The word for tear in Sanskrit is aksha, which is the same word for eye, like in pratyaksha (senses) or literally in front of the eyes. It is said that Shiva’s tear, rudraksha, creates life. The tear is the bindu, a point, but much more the shape of a drop (3-D) than a point (2-D). That initial tear is filled with Shiva’s juice, rasa, or emotions. In Indian aesthetics art has 9 (originally 8) essential emotive qualities called rasa: erotic, comic, compassionate, ferocious, fearful, heroic, disgustful, wonder, and peaceful. The same aesthetic philosophy becomes a school of yoga called Alamkaradhvani. The original tear is filled with all the qualities that make life an art. The verbal root ras, where rasa comes from means to roar, yell, cry out, scream. The eye creates the tear, which acts like a lens to perceive and taste life.

I was taught that life happens in the tears. I would sit at retreats and the other students all around me would have these breakdowns. I felt like I wanted to have what they were having. I didn’t want the transformations I was having (which I was at exponential rates). I wanted to have that cathartic meltdown everyone else was having as my transformation. Only I never did. Did I have to live a life of hardship, self-abnegation, or torture myself? Why was I barren? Was this something I had to learn or was it more who I am?

Now I hate using age as an excuse. Sometimes it is true that age matters. You just experience more as you live. Yet, age doesn’t mean that you can’t be good at something simply because you are young. But age has seemed to be a big factor for me. In my own aging, I have grown up. I have experienced many of the hardships of life, but more the joys that come with living. I have lost relationships, friends, and businesses. People I know have died, life has been filled with terror and now the economy looms towards a depression. I have lived with the responsibilities of taking care of others and all the hardships and stresses that come with such responsibilities.

I’ve found my tears, but not because of the hardships, but because of the greatest joys. The loves of my life is where my tears formed. My wife, baby and stepsons have brought me tears – full cathartic meltdowns (it’s true I have it on video).
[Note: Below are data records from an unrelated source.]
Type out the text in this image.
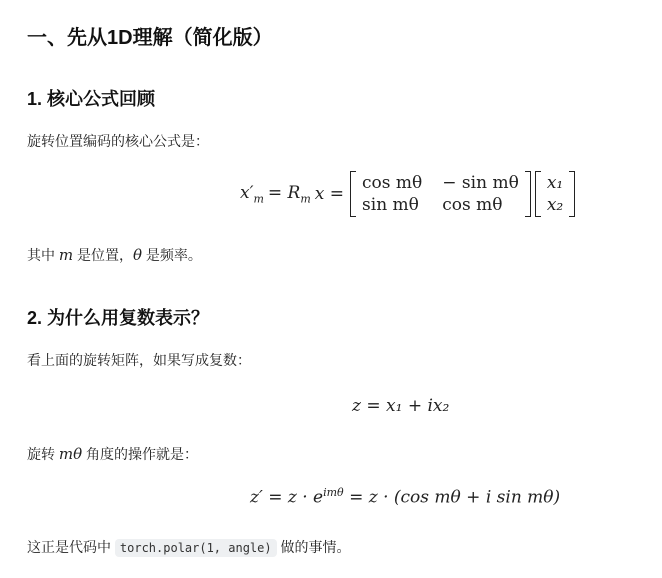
一、先从1D理解（简化版）
1. 核心公式回顾

旋转位置编码的核心公式是：

$x'_m = R_m$ x =
cos mθ − sin mθ
sin mθ cos mθ
x₁
x₂

其中 m 是位置，θ 是频率。

2. 为什么用复数表示？

看上面的旋转矩阵，如果写成复数：

z = x₁ + ix₂

旋转 mθ 角度的操作就是：

$z' = z \cdot e^{im\theta} = z \cdot (\cos$ mθ + i sin mθ)

这正是代码中 torch.polar(1, angle) 做的事情。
After the birth of my son, life changed. It got juicier and I started to taste (rasa) and see (aksha) in deeper and more ways. And the tears started flowing and flooding. Now, when I am at the movies, reading, or simply experiencing the joys and pains of others my eyes swell with life. I not only know there is a point (bindu) but I see it, feel it and taste it every day in the joys that surround me. My yoga never denies the hardships, but my yoga sees the joys as the creative power of my transformations.